A wall of noise, all fuzz and effects, heralds the arrival of Astro and as this merges into the bouncy synth melody of ‘Colombo’, the band’s popularity becomes clear. Although officially the support act, a lot of people have come to see these guys, friends to many and stirring representatives of the Chilean music scene. Astro’s main appeal, aside from some superb tunes, is their ability to straddle genres, crafting indy punk with electro beats in a refreshingly sparky set.
They surge through the ecstatic ‘Ciervos’, the lo-fi elegance of ‘Le Golden Balloon’, and a storming ‘Coco’. A particular highlight occurs in a percussion jam involving all four band members over a scintillatingly nu-rave hook. Singer Andrés Nusser’s shaggy mane and shrieking vocal style, somewhere between actual words and electric shocks, mark him out as a boyish Perry Farrell of the hipster generation. Buy marijuana seeds los angeles like hollands hope, las vegas lemon haze, hawaiian smoke this was forced upward to survive. Even the potentially awkward moment of a crowd sing-along with overhead clapping on ‘Maestro Distortion’ swims rather than sinks. It is brave for a support band to pull of such a move, but Astro flourish in the rapturous reception of their home turf.

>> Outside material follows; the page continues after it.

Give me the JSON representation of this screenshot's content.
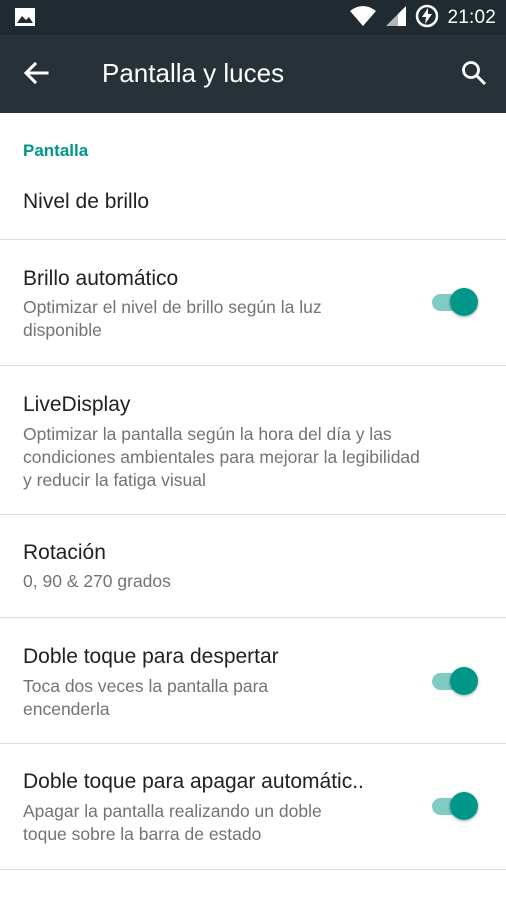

The slightly-oddly worded ‘It’s Colombia’ beams out of the large screens to announce Bomba Estéreo, the gringo-teasing context becoming clear with the addition of ‘not Columbia’. A swirling cacophony of effect-laden guitar and raging beats ignites a fuse that climaxes with the explosive arrival onstage of singer Liliana Saumet. She is a cyber-punk, a screaming toddler, an irritated wasp, all wrapped into one and she carries more attitude in her slender frame than most other bands in their entire retinue. Her hair mirrors Bomba Estéreo’s music, impossible to define, with a sort of inca-fringe, a samurai topknot, and a long blue braid reaching down her back.
The band brew up an almighty sound, yet it is undoubtedly Liliana’s stage as she spits rhymes, yells, rouses. ‘La Boquilla’ and ‘Raza’ go down a storm and the venue’s 1100 capacity shakes and sways as one. The band’s fusing of Latin rhythms with modern dance is perfect for a place of such a size: they are close enough to fully engage with the crowd, but there is room to move. ‘La Cumbia Sicodelica’ is utterly compelling with its African-inspired guitar and shifting tempo, and while things get a bit too loopy on an extended buzz-out breakdown, the purpose becomes clear on the next tune: the opening salvo on ‘Fuego’ sounds heavier and more ferocious than ever and sends the place into a frenzy. Saumet struts across her natural element imploring, nay, inciting the crowd to ‘mantenlo prendido‘, and they duly oblige.
The blur of Bomba Esteréo’s set passes and before anyone really realises the band have left the stage and the DJ is back with his heady grooves. But it’s hard to follow up such a highly-charged performance and the majority of people head for the doors. In the park the Daddy Yankee crowds have long since dispersed and there is not a reggaeton beat or a gratuitous lyric to be heard. Just an enjoyable ringing of electronic Colombian cumbia in my ears, the stereo of my mind well and truly bombed.